Arya finished cleaning him and then fanned his damp skin, waiting for it to dry a bit.

"I've made a salve for you," she told him. "It will burn, though, there's no way around that, but it should keep you from falling ill, at least until I can make something better."

"Scratches and cuts, m'lady," the dark knight replied, attempting to push up from his prone position. "If there's ever a day I'm felled by scratches and cuts, then most like I'm not fit for this world, anyway."

Arya grabbed his neck, forcing him back down onto his belly, angry. "Stay still, you stubborn bull! Even small wounds can poison a man's blood, and these are no small wounds!" When Gendry stopped struggling, the girl released his neck, retrieving her stoppered vial, muttering, "Scratches and cuts. Your thrice-damned muscle is showing. Idiot."

The man huffed, demonstrating how silly he thought her concern, but even with that, his voice sounded ragged to her ear.

Men do not relish being made to seem weak before the eyes of women, her little voice reminded her.

Men are stupid, she countered.

"I've got something for the pain," Arya told him. "It's not milk of the poppy, but it will help."

He started to push up again, but was stopped by the girl's swift hand, pushing at his back between his shoulder blades, away from the worst of his wounds, but it still hurt, the pain catching him unawares. He gasped and fell back onto the mattress.

"I don't want you to make me sleep," the knight protested weakly once he had regained his voice.

"I won't. It dulls the pain, but it doesn't sedate you."

Gendry sighed, skeptical, but she laughed at him, telling him how silly he was not to trust her. Finally, he nodded his head in agreement. The Cat rounded the bed, standing between the knight and the fireplace, then squatted next to his head so she could place the vial to his lips. She used her other hand to pinch the corner of his mouth closed so he would not dribble the greenish syrup and lose his dose. She only gave him a small portion of the vial's contents, for though he was a large man, he was naïve to the effects of the potion and would only need a little for it to do its work. Stoppering the vial once again, the girl dropped down to the floor, sitting cross-legged before the fire, watching her friend.
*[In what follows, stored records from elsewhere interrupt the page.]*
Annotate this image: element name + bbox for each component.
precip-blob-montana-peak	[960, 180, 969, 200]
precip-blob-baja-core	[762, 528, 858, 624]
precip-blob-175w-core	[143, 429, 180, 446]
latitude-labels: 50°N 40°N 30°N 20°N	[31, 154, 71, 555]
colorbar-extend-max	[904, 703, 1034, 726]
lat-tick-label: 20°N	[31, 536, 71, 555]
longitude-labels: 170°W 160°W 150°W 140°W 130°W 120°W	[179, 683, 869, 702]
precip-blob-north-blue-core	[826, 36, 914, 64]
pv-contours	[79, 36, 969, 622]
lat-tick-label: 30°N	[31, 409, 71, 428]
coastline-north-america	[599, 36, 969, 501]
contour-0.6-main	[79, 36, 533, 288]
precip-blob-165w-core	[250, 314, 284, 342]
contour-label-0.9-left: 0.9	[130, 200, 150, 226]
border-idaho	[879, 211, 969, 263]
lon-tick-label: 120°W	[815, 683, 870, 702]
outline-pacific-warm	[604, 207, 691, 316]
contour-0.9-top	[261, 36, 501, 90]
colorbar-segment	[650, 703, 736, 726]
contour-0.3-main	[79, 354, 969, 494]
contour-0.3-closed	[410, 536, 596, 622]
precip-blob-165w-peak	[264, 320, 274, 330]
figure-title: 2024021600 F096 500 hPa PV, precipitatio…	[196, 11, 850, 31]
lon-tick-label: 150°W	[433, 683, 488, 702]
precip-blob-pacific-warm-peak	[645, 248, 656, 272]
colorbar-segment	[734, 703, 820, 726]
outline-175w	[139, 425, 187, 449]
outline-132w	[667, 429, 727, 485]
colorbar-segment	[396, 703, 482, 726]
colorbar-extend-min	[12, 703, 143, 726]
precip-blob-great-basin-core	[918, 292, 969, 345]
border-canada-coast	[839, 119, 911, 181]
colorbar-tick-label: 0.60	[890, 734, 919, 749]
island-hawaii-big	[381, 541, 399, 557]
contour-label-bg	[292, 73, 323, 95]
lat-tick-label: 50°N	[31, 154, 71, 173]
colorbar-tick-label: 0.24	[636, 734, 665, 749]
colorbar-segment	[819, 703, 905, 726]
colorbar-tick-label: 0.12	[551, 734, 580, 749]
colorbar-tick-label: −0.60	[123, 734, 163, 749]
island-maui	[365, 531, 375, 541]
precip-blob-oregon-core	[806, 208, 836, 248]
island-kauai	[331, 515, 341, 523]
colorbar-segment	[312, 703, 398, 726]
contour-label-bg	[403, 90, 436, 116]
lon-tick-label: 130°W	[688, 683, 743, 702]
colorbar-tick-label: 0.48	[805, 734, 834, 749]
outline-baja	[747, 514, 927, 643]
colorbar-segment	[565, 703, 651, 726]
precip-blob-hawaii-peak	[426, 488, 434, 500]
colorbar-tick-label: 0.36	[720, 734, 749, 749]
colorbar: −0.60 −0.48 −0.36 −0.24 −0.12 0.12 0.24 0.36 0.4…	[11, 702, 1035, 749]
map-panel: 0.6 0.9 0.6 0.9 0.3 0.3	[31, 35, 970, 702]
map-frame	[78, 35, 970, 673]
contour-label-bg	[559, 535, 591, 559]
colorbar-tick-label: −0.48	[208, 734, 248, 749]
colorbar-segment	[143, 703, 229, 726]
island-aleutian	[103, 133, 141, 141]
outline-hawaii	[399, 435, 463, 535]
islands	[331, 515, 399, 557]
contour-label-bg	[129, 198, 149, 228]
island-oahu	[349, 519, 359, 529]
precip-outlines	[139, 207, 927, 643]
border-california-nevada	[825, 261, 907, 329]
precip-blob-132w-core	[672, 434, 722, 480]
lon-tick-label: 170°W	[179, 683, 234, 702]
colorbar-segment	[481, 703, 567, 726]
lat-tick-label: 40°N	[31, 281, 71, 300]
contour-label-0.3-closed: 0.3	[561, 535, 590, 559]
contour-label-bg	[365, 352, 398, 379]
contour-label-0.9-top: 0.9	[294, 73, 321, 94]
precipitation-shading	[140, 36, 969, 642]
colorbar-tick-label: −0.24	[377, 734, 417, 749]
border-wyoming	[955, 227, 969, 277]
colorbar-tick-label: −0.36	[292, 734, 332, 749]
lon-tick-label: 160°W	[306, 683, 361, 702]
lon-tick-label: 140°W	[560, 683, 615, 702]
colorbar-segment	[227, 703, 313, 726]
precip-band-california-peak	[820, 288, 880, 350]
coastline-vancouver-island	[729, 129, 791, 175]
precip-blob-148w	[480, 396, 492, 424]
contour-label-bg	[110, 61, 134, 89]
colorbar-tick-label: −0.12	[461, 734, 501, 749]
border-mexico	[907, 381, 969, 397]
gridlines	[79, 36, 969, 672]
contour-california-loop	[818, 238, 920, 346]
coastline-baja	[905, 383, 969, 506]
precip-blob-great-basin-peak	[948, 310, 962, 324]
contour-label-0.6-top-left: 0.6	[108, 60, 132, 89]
Gendry gazed at her, and his face was not so very hard to read.

Shame.

Anger.

Longing.

He said nothing, but seemed to be studying her even more intently than she studied him. On her face, he could read nothing, she was quite sure, her own shame and anger stuffed down deep, smoldering, waiting for those more deserving; her own longing reserved for moments when she was alone. After a few short minutes, the dark knight's eyelids began to droop. He fought his fatigue, trying to force his eyes to stay open.

"You… lied," he slurred, his eyes slowly closing. "You lied… to me."

"Yes," she agreed, standing up. "I'm a liar. Haven't I told you that already?"

Gendry groaned quietly in response.

"I'm an excellent mummer, when I need to be."

He didn't hear that last, as he had fallen into a deep sleep. She retrieved the small plate and began her work.